I really am glad I participated in this project. It has been a bright spot to a semester that has had many stressing events going on in the peripheral. Three Hurricanes, Puerto Rico still having major areas without power, California Fires, you name it. I truly hope our submission will inspire a new way of thinking in curriculum and instruction. Maybe it will inspire an even bigger idea. More to come soon. Sorry, I have made this entry short. We have grade submissions today! Looking forward to a warm and wonderful Holiday Season.
As Kent and I work on our outreach video, we have discussed various technologies we will use to record and compile it. This reminded me that it may be useful for me to talk about a few of the technologies I used in academia, some I use professionally, and those I use when working with sound and maps at home.
My revelation regarding principles of software choice began when working with my advisor in graduate school. He is a champion of free and open source (FOSS) software, especially in the academic sector, for various reasons. First, I would guess that many scientists in my field and others are familiar with an ancient beige monster lurking in the corner of the lab – perhaps it only accepts CDs and has an incompatible USB port – that has remained unconnected to the Internet for years to avoid reckoning with license expiration. With free and open source technology, this limitation vanishes. Other limitations abound, with some software lacking the breadth of commercial versions, or tech support. But within academic communities at publicly funded research institutions, at least, there are distinct advantages to going FOSS. Students gain from improved access and compatibility. With graduation looming, they can keep the technical skills they gained in school current without fear of losing access to important software. Furthermore, public funding can be used to support research directly, rather than going toward costly licensing fees.

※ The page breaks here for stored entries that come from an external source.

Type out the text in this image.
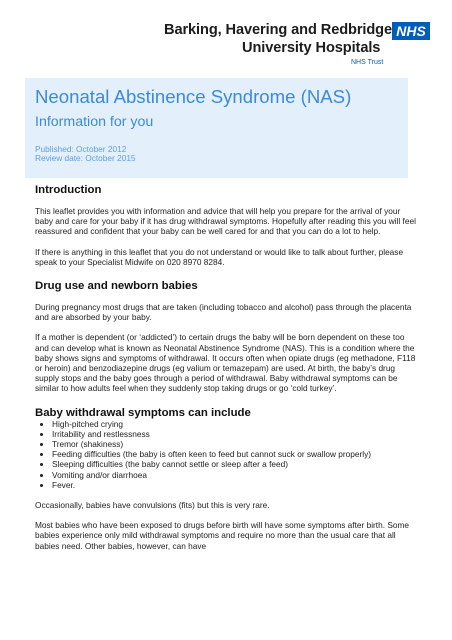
Barking, Havering and Redbridge NHS
University Hospitals
NHS Trust
Neonatal Abstinence Syndrome (NAS)
Information for you
Published: October 2012
Review date: October 2015
Introduction

This leaflet provides you with information and advice that will help you prepare for the arrival of your baby and care for your baby if it has drug withdrawal symptoms. Hopefully after reading this you will feel reassured and confident that your baby can be well cared for and that you can do a lot to help.

If there is anything in this leaflet that you do not understand or would like to talk about further, please speak to your Specialist Midwife on 020 8970 8284.

Drug use and newborn babies

During pregnancy most drugs that are taken (including tobacco and alcohol) pass through the placenta and are absorbed by your baby.

If a mother is dependent (or ‘addicted’) to certain drugs the baby will be born dependent on these too and can develop what is known as Neonatal Abstinence Syndrome (NAS). This is a condition where the baby shows signs and symptoms of withdrawal. It occurs often when opiate drugs (eg methadone, F118 or heroin) and benzodiazepine drugs (eg valium or temazepam) are used. At birth, the baby’s drug supply stops and the baby goes through a period of withdrawal. Baby withdrawal symptoms can be similar to how adults feel when they suddenly stop taking drugs or go ‘cold turkey’.

Baby withdrawal symptoms can include
• High-pitched crying
• Irritability and restlessness
• Tremor (shakiness)
• Feeding difficulties (the baby is often keen to feed but cannot suck or swallow properly)
• Sleeping difficulties (the baby cannot settle or sleep after a feed)
• Vomiting and/or diarrhoea
• Fever.

Occasionally, babies have convulsions (fits) but this is very rare.

Most babies who have been exposed to drugs before birth will have some symptoms after birth. Some babies experience only mild withdrawal symptoms and require no more than the usual care that all babies need. Other babies, however, can have
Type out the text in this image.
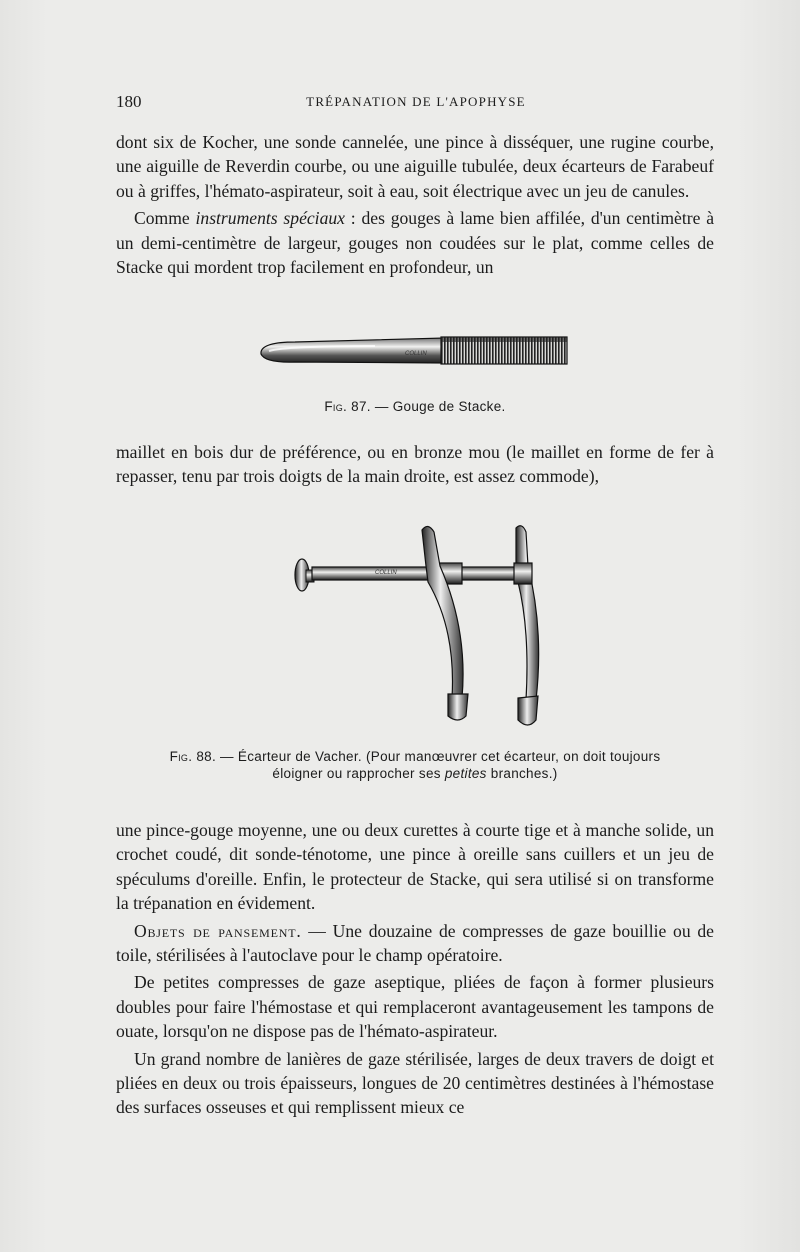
180	TRÉPANATION DE L'APOPHYSE

dont six de Kocher, une sonde cannelée, une pince à disséquer, une rugine courbe, une aiguille de Reverdin courbe, ou une aiguille tubulée, deux écarteurs de Farabeuf ou à griffes, l'hémato-aspirateur, soit à eau, soit électrique avec un jeu de canules.

Comme instruments spéciaux : des gouges à lame bien affilée, d'un centimètre à un demi-centimètre de largeur, gouges non coudées sur le plat, comme celles de Stacke qui mordent trop facilement en profondeur, un

COLLIN
Fig. 87. — Gouge de Stacke.

maillet en bois dur de préférence, ou en bronze mou (le maillet en forme de fer à repasser, tenu par trois doigts de la main droite, est assez commode),

COLLIN
Fig. 88. — Écarteur de Vacher. (Pour manœuvrer cet écarteur, on doit toujours
éloigner ou rapprocher ses petites branches.)

une pince-gouge moyenne, une ou deux curettes à courte tige et à manche solide, un crochet coudé, dit sonde-ténotome, une pince à oreille sans cuillers et un jeu de spéculums d'oreille. Enfin, le protecteur de Stacke, qui sera utilisé si on transforme la trépanation en évidement.

Objets de pansement. — Une douzaine de compresses de gaze bouillie ou de toile, stérilisées à l'autoclave pour le champ opératoire.

De petites compresses de gaze aseptique, pliées de façon à former plusieurs doubles pour faire l'hémostase et qui remplaceront avantageusement les tampons de ouate, lorsqu'on ne dispose pas de l'hémato-aspirateur.

Un grand nombre de lanières de gaze stérilisée, larges de deux travers de doigt et pliées en deux ou trois épaisseurs, longues de 20 centimètres destinées à l'hémostase des surfaces osseuses et qui remplissent mieux ce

After graduate school, my tech preferences were reshaped again, resulting from the explosion of coding in the fields of data science and geography, but that’s another story.
So, here’s my toolbox.
Websites/version control: GitHub is awesome. It’s relevant to anything that undergoes editing, especially by multiple sources; gone is the need for piles of drafts cluttering your hard drive. If anything, use it because we all have documents titled “draft-5.6_finalfinal”. It also allows you to host websites. In that vein, I’ve found CSS and HTML useful, which I used to retrofit a Bootstrap website template to fit my needs.
Figures: In graduate school, I used a bit of Illustrator and GraphPad, and now rely on G*MP (renaming campaign? edited for ablest slur – let me know if you know of a better platform!) and R / Python.
Instrumentation-specific software: I don’t wish to repeat experiences struggling with excruciatingly slow software installed on machines attached to scientific instrumentation, but couldn’t avoid it when using ion chromatography and working with ICP-OES and handheld XRF. I gradually found replacements in other areas of the lab when I could. For x-ray diffraction, I used Match! and the Crystallographic Open Database. Micro-XRF and micro-XRD were two analytical techniques I gained experience with at a national lab and were supported by custom applications developed by the engineers working there (the ultimate luxury). I have a little WheeStat from Public Lab that I haven’t had time to experiment with yet, but it has some cool basic free and open software attached.
Sound: SuperCollider and Audacity are the bees knees. I’m looking forward to trying out web-based sound platforms.